Yedikule () is a neighborhood of Fatih, Istanbul in Turkey. It is named after the seven-towered Yedikule Fortress, which surrounds the neighborhood. Urbanized in the 16th century, the neighborhood became a hub for industrial and agricultural activities. Yedikule has a local football team  that played in the TFF Second League for a season.

Marmaray passes through the neighbourhood, however Yedikule railway station is closed and the trains do not serve  the neighbourhood.

History 
Urbanization of Yedikule started in 16th century, and became a major hub for industrial and agricultural activities. Yedikule Walls (also known as Theodosius Walls) are also an notable historical artifact. Its tower, Yedikule Fortress, constructed between 408-450 AD, and repaired after 740 Istanbul earthquake.

Ottoman period 
Yedikule was known with its gardens, Yedikule Urban Gardens, which was also famous with its cabbages and lettuces and used more than 1500 years. According to the guarantor books of year 1735, there were 344 gardens (including nine gardens which is established between "Surdibi" area, which stretch between Yedikule Gate and Silivri Gate); according to a map from 1835, there were 102 gardens.

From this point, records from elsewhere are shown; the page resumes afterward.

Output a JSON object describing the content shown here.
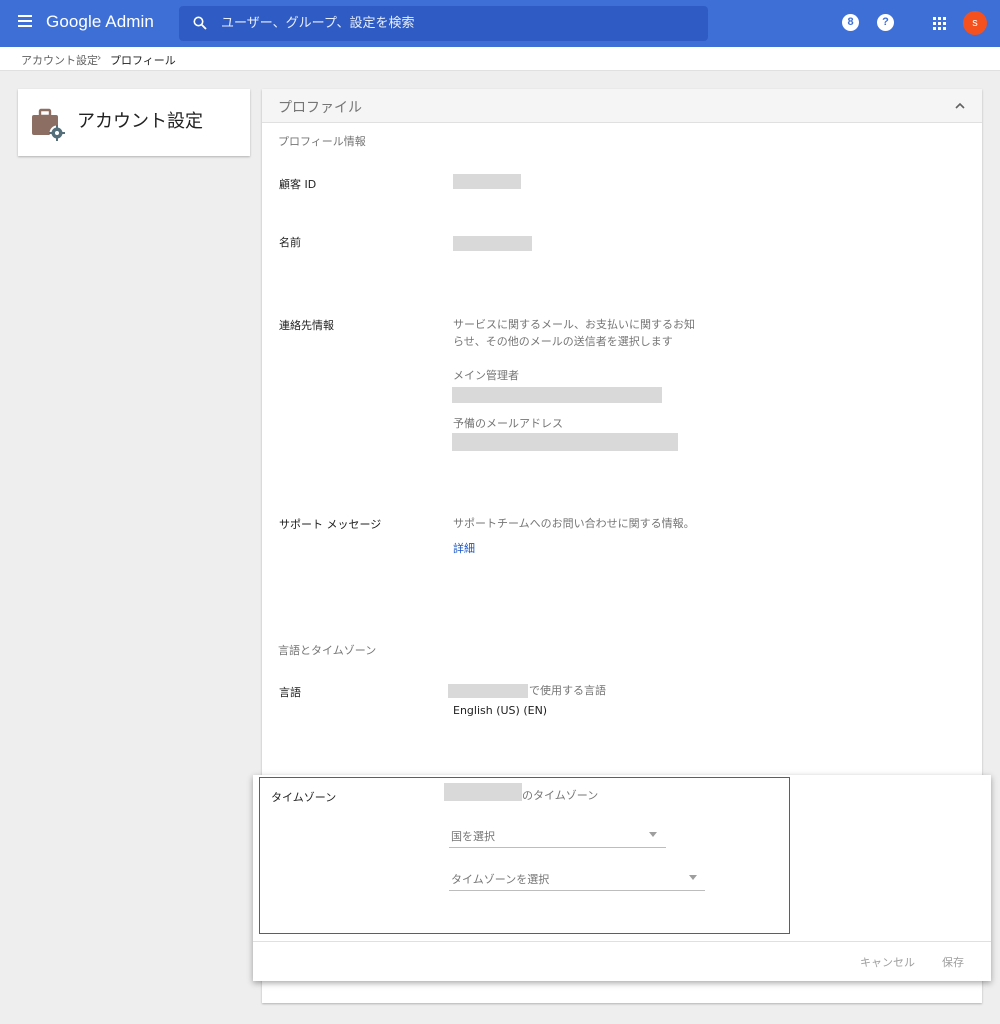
{
  "topbar": {
    "logo": "Google Admin",
    "search_placeholder": "ユーザー、グループ、設定を検索",
    "notifications_badge": "8",
    "help_label": "?",
    "avatar_initial": "s",
    "colors": {
      "bar": "#3e6fd7",
      "search": "#2f5cc4",
      "avatar": "#f4511e"
    }
  },
  "breadcrumb": {
    "parent": "アカウント設定",
    "separator": "›",
    "current": "プロフィール"
  },
  "left_card": {
    "title": "アカウント設定",
    "icon": "briefcase-gear-icon"
  },
  "profile_card": {
    "header": "プロファイル",
    "section_profile": "プロフィール情報",
    "customer_id_label": "顧客 ID",
    "name_label": "名前",
    "contact_label": "連絡先情報",
    "contact_desc_line1": "サービスに関するメール、お支払いに関するお知",
    "contact_desc_line2": "らせ、その他のメールの送信者を選択します",
    "main_admin_label": "メイン管理者",
    "backup_email_label": "予備のメールアドレス",
    "support_label": "サポート メッセージ",
    "support_desc": "サポートチームへのお問い合わせに関する情報。",
    "support_link": "詳細",
    "section_lang_tz": "言語とタイムゾーン",
    "language_label": "言語",
    "language_suffix": "で使用する言語",
    "language_value": "English (US) (EN)"
  },
  "timezone_panel": {
    "label": "タイムゾーン",
    "suffix": "のタイムゾーン",
    "country_placeholder": "国を選択",
    "timezone_placeholder": "タイムゾーンを選択",
    "cancel": "キャンセル",
    "save": "保存",
    "highlight_color": "#e3262a"
  }
}
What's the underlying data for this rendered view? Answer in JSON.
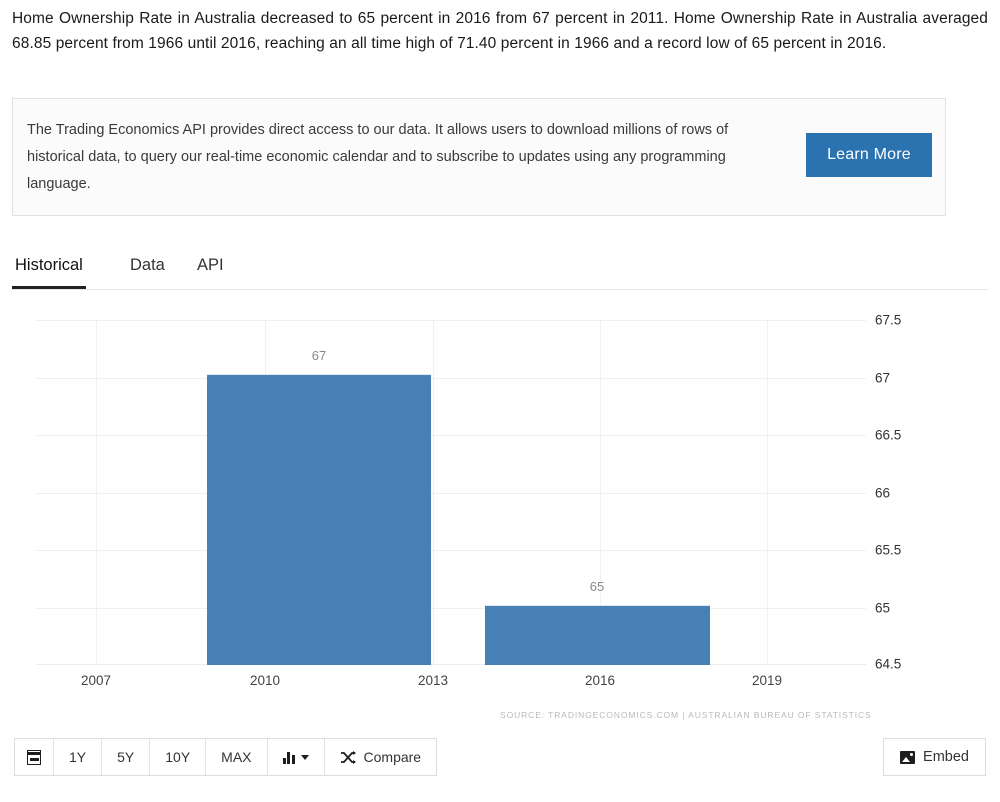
{
  "intro": {
    "text": "Home Ownership Rate in Australia decreased to 65 percent in 2016 from 67 percent in 2011. Home Ownership Rate in Australia averaged 68.85 percent from 1966 until 2016, reaching an all time high of 71.40 percent in 1966 and a record low of 65 percent in 2016."
  },
  "api_box": {
    "text": "The Trading Economics API provides direct access to our data. It allows users to download millions of rows of historical data, to query our real-time economic calendar and to subscribe to updates using any programming language.",
    "button_label": "Learn More",
    "button_color": "#2b72b0"
  },
  "tabs": [
    {
      "label": "Historical",
      "active": true
    },
    {
      "label": "Data",
      "active": false
    },
    {
      "label": "API",
      "active": false
    }
  ],
  "chart_data": {
    "type": "bar",
    "title": "",
    "xlabel": "",
    "ylabel": "",
    "categories": [
      "2011",
      "2016"
    ],
    "values": [
      67,
      65
    ],
    "data_labels": [
      "67",
      "65"
    ],
    "ylim": [
      64.5,
      67.5
    ],
    "ytick_labels": [
      "67.5",
      "67",
      "66.5",
      "66",
      "65.5",
      "65",
      "64.5"
    ],
    "ytick_values": [
      67.5,
      67,
      66.5,
      66,
      65.5,
      65,
      64.5
    ],
    "xtick_labels": [
      "2007",
      "2010",
      "2013",
      "2016",
      "2019"
    ],
    "xtick_values": [
      2007,
      2010,
      2013,
      2016,
      2019
    ],
    "xlim": [
      2005.6,
      2020.2
    ],
    "series_color": "#4680b4",
    "grid": true,
    "legend": "none",
    "source_note": "SOURCE: TRADINGECONOMICS.COM | AUSTRALIAN BUREAU OF STATISTICS"
  },
  "toolbar": {
    "calendar_icon": "calendar-icon",
    "ranges": [
      "1Y",
      "5Y",
      "10Y",
      "MAX"
    ],
    "charttype_icon": "bar-chart-icon",
    "compare_label": "Compare",
    "compare_icon": "shuffle-icon",
    "embed_label": "Embed",
    "embed_icon": "image-icon"
  }
}
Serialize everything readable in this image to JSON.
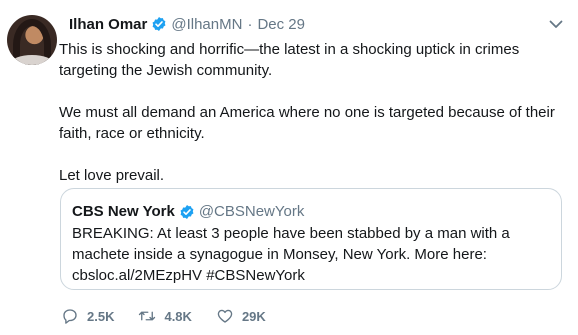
{
  "tweet": {
    "author_name": "Ilhan Omar",
    "author_handle": "@IlhanMN",
    "separator": "·",
    "date": "Dec 29",
    "paragraphs": [
      "This is shocking and horrific—the latest in a shocking uptick in crimes targeting the Jewish community.",
      "We must all demand an America where no one is targeted because of their faith, race or ethnicity.",
      "Let love prevail."
    ]
  },
  "quoted_tweet": {
    "author_name": "CBS New York",
    "author_handle": "@CBSNewYork",
    "text": "BREAKING: At least 3 people have been stabbed by a man with a machete inside a synagogue in Monsey, New York. More here: cbsloc.al/2MEzpHV #CBSNewYork"
  },
  "actions": {
    "replies": "2.5K",
    "retweets": "4.8K",
    "likes": "29K"
  },
  "icons": [
    "verified-badge-icon",
    "chevron-down-icon",
    "reply-icon",
    "retweet-icon",
    "like-icon"
  ],
  "colors": {
    "verified": "#1da1f2",
    "text_primary": "#14171a",
    "text_secondary": "#657786",
    "border": "#ccd6dd"
  }
}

Yedikule (with Edirnekapı) was also became host for some establishments like slaughterhouses, soap and candle makers, and workshops.

Modern times 
Yedikule became highly populated after the population boom in Istanbul between 1940s-1980s; and as a result of that, the Urban Gardens and industrial areas became residential areas and some parts of Urban Gardens used for build Otoyol 1 and create waste-filling areas in 1970s. The municipality of İstanbul started a rehabilitation project for remaining parts of Urban Gardens. Ekrem İmamoğlu, as the Mayor of Istanbul, stated that: "I'm ashamed from that the walls (Yedikule Walls) hasn't been toured since years."

Soil and seismology 
A major seismically active fault zone, the North Anatolian Fault, passes offshore from Yedikule in the Sea of Marmara.

Demographics 
Yedikule was including a notable non-Muslim population and schools until the recent times. There is also Greek and Armenian churches and an Armenian hospital, Yedikule Surp Pıgiç Hospital. Its population is 18,879 according to 2019 census.

In popular culture 
Kazım Koyuncu gave a concert in Yedikule Fortress in 2004. Yedikule also hosted thematic festivals such as Lettuce Feast () in the past.